Vereadores de Fortaleza miram eleitorado do Interior para se elegerem deputados em 2022

Pelo menos, 17 parlamentares da Capital avaliam candidatura nas próximas eleições tanto para a Assembleia Legislativa como para a Câmara dos Deputados

Plenário da Câmara Municipal de Fortaleza
Legenda: Quase 40% dos vereadores de Fortaleza devem se candidatar nas eleições de 2022
Foto: Érika Fonseca/CMFor

A menos de um ano para as eleições de 2022, vereadores de Fortaleza aceleram movimentações para viabilizar candidaturas para a Assembleia Legislativa e Câmara dos Deputados no próximo pleito.
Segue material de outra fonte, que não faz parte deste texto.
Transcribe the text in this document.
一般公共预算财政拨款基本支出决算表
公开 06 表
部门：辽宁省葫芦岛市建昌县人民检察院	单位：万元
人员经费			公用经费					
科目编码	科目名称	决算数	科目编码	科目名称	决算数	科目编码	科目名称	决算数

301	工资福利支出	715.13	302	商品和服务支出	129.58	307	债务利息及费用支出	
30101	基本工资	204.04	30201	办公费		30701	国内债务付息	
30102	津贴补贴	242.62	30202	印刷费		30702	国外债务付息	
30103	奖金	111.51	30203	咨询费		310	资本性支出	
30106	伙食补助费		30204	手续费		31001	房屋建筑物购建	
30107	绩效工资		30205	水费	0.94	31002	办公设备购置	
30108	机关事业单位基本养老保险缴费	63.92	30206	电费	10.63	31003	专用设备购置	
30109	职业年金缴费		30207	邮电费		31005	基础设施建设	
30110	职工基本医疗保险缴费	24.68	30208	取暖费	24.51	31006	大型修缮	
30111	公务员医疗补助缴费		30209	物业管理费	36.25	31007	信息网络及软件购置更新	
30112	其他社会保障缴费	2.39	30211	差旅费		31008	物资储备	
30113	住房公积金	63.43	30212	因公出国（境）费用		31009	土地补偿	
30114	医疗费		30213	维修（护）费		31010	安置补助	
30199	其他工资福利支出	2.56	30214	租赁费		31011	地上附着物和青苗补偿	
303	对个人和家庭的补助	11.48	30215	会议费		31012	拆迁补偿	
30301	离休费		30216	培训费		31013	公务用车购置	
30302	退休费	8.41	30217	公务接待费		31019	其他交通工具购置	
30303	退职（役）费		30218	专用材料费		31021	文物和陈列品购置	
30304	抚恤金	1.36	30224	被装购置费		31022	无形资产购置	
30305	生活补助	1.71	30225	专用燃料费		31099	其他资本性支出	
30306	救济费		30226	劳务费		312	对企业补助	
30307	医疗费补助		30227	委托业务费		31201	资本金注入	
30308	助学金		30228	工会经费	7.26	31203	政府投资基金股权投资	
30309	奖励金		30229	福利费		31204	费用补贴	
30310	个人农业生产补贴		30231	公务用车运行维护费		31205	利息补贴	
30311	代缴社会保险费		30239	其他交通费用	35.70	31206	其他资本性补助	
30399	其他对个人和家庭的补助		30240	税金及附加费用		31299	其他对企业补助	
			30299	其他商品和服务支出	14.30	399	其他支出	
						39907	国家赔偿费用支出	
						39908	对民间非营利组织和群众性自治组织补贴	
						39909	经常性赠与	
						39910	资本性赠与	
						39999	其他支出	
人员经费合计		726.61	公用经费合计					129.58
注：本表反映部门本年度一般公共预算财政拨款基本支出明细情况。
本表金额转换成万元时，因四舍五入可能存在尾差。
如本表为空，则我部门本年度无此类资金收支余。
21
Enquanto parlamentares da base governista trabalham a partir da inserção das lideranças dos partidos no Interior, vereadores da oposição têm buscado aproximação a partir de bandeiras comuns - como religião e pautas ligadas à segurança pública. 

Levantamento realizado pelo Diário do Nordeste, aponta que, pelo menos, 17 parlamentares da Câmara Municipal de Fortaleza articulam candidatura - equivalente a quase 40% dos vereadores da Capital. Outros, por sua vez, ainda esperam definições dos partidos para decidir se disputarão as próximas eleições.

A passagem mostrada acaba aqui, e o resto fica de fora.